Dans L’homme qui penche, Thierry Metz raconte son séjour en hôpital psychiatrique pour une cure de désintoxication alcoolique. C’est un journal de bord sans évènements. C’est aussi le compte-rendu d’une mue intérieure, la dernière avant le suicide de l’auteur. L’ouvrage rassemble quelques poèmes en prose très brefs, moins d’une dizaine de lignes pour la plupart, composés de phrases simples juxtaposées, telles des bribes de paroles arrachées à l’aphasie. Aucun pathos, aucune révolte mais la placidité de qui sait que pour les larmes il est déjà trop tard.
Durant cette cure Thierry Metz fait preuve de bonne volonté, se ménage un espace habitable pour se consacrer à sa mission : renoncer à l’alcool, “redevenir un homme d’eau et de thé”. Il devine que ce sera difficile “je dois tuer quelqu’un en moi même si je ne sais pas trop comment m’y prendre”. L’alcool, c’est la fureur de rompre avec la vie commune, la complaisance dans l’opprobre, l’appel du gouffre ; l’hôpital, une astreinte au vide, à la fadeur ; une sociabilité tiède et encadrée, une errance paisible mais obligatoire sur une surface plane bordée de verre. Grâce aux comprimés les heurts sont indolores. Restent l’écho de quelques chocs, le souvenir engourdi d’anciennes blessures, le rappel en rêve de drames passés. Toute la journée, Metz évolue en “somnambule extra-lucide”*, noue quelques contacts, joue le jeu, participe. Dans la mesure du possible car “ Ce n’est qu’un lieu d’approche, pas de rencontre”. Et puis, partout il va “avec l’autre, celui qui voit tout : le buveur”.

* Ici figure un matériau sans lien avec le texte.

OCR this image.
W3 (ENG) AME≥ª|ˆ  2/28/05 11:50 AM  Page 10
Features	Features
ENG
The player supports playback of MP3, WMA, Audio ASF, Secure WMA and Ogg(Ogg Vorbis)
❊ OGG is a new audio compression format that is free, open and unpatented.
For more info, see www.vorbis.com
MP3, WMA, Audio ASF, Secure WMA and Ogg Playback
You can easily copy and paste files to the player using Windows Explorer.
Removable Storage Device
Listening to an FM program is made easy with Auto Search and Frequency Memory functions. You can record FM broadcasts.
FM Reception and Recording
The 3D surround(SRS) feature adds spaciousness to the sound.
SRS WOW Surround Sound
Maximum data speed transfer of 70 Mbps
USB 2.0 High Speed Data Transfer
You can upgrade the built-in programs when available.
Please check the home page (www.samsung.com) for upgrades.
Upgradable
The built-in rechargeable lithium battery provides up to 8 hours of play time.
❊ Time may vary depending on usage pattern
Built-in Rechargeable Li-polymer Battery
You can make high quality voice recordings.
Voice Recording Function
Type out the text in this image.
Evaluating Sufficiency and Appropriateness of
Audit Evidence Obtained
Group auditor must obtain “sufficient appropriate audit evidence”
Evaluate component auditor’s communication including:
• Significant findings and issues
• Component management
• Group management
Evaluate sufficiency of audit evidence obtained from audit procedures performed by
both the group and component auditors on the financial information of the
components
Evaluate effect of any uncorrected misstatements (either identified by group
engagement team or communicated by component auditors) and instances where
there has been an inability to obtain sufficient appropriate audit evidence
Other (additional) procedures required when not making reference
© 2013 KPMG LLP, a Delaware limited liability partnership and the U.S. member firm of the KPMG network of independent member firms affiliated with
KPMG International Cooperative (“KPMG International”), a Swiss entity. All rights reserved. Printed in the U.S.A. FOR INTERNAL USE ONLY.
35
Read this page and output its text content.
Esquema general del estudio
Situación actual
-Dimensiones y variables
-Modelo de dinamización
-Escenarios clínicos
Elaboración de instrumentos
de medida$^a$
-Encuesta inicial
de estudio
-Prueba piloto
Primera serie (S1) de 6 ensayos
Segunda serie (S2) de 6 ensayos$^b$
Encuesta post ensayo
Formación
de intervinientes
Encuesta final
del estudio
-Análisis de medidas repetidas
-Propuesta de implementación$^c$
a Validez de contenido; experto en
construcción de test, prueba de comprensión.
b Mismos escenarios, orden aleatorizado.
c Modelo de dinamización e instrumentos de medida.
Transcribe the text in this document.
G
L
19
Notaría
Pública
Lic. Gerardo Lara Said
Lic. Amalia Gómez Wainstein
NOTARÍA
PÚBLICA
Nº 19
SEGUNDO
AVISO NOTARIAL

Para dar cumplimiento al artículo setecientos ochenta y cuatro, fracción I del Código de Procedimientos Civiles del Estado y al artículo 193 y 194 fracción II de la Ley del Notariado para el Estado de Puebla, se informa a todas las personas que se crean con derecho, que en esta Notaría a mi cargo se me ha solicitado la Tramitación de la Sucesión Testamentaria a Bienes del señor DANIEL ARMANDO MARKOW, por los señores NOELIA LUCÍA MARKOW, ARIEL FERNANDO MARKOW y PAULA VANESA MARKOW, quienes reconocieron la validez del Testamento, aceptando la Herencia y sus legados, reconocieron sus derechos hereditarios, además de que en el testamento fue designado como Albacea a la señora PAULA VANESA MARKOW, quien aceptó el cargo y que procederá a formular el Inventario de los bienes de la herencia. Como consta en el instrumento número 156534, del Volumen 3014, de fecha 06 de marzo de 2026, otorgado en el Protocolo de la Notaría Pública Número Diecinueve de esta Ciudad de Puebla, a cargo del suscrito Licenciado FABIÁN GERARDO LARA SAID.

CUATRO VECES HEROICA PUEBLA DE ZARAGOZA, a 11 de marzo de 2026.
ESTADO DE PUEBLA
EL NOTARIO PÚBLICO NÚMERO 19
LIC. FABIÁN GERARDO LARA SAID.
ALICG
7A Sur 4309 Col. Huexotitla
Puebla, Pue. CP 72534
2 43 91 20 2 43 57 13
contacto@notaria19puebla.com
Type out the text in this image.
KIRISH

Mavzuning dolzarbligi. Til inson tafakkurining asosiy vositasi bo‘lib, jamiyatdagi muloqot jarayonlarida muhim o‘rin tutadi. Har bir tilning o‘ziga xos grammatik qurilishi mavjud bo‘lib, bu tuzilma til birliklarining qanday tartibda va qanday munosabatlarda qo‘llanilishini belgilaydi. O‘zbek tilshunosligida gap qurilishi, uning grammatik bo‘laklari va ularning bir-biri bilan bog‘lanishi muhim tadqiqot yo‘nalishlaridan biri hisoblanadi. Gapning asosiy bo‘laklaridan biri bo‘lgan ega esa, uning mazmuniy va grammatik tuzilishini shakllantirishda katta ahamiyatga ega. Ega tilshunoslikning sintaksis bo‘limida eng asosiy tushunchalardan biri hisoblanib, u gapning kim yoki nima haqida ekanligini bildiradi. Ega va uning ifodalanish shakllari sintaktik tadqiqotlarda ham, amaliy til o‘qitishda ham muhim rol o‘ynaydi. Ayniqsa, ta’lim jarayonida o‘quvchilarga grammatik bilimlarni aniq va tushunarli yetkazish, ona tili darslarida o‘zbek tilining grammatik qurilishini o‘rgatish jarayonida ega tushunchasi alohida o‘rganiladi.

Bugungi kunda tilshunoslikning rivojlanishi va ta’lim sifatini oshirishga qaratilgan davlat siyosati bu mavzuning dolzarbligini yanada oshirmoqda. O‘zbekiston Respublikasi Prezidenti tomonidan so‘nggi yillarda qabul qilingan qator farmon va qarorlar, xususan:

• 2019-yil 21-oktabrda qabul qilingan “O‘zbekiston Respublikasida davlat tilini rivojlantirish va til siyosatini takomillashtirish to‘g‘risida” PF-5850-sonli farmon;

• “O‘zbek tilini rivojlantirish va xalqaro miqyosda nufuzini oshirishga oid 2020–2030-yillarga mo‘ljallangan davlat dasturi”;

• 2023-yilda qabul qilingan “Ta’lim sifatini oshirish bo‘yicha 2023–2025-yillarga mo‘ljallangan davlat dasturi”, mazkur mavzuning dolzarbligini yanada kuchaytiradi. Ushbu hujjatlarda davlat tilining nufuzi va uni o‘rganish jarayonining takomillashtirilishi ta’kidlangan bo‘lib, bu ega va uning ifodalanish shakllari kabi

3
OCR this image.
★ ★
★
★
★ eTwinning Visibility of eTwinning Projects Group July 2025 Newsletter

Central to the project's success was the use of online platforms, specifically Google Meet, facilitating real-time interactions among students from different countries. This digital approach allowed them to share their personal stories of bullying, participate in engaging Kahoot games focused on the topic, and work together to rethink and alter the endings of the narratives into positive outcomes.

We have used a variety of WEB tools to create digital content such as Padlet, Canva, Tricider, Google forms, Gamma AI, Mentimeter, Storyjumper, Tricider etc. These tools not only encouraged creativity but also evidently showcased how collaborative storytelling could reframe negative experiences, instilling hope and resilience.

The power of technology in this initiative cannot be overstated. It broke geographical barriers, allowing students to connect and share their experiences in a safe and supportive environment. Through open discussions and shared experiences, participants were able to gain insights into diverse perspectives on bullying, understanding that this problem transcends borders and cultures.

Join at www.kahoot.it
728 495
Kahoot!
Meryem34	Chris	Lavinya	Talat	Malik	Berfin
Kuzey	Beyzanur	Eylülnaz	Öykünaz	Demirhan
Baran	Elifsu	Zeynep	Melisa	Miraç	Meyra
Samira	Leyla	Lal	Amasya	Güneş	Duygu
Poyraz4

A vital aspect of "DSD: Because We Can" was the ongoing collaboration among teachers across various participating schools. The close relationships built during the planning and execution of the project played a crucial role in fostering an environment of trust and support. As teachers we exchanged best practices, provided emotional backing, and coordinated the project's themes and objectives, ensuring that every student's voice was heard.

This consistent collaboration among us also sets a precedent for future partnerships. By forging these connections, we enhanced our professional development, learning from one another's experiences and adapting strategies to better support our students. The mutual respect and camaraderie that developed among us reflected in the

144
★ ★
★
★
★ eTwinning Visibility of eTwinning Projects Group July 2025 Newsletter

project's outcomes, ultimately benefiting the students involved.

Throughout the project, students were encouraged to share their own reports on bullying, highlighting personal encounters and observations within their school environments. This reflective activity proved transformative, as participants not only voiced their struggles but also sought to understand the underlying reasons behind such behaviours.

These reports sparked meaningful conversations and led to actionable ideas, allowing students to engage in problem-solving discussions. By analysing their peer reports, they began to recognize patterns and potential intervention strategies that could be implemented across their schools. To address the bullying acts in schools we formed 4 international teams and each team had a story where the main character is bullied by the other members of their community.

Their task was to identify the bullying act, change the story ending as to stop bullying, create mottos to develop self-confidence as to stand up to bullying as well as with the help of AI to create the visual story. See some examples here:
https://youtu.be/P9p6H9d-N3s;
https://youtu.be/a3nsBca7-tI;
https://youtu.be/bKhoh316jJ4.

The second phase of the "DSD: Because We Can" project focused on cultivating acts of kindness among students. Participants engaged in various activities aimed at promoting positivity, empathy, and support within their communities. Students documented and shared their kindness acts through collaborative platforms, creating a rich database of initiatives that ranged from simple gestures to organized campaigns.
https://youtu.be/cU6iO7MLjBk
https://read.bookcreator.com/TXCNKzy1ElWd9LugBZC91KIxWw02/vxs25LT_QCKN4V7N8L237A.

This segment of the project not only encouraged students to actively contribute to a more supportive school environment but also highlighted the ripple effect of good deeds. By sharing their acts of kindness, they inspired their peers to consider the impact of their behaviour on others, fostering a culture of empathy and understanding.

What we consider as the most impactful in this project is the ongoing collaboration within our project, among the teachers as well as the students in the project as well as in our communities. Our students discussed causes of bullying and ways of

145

La lecture de Thierry Metz suscite à chaque fois la même impression : d’abord, ce style paraît gauche, puis l’on se ravise : il est la pudeur, la délicatesse même. Il est également d’une grande rigueur. Prose non pas appliquée mais méticuleuse, d’une condensation extrême. Son auteur reste le manoeuvre économe de ses efforts, qui, la précision pour seul orgueil, s’attache patiemment à viser juste, du premier coup. Comme s’il craignait de ne pouvoir saisir ses rares états d’âme, rescapés évanescents du traitement chimique administré chaque jour.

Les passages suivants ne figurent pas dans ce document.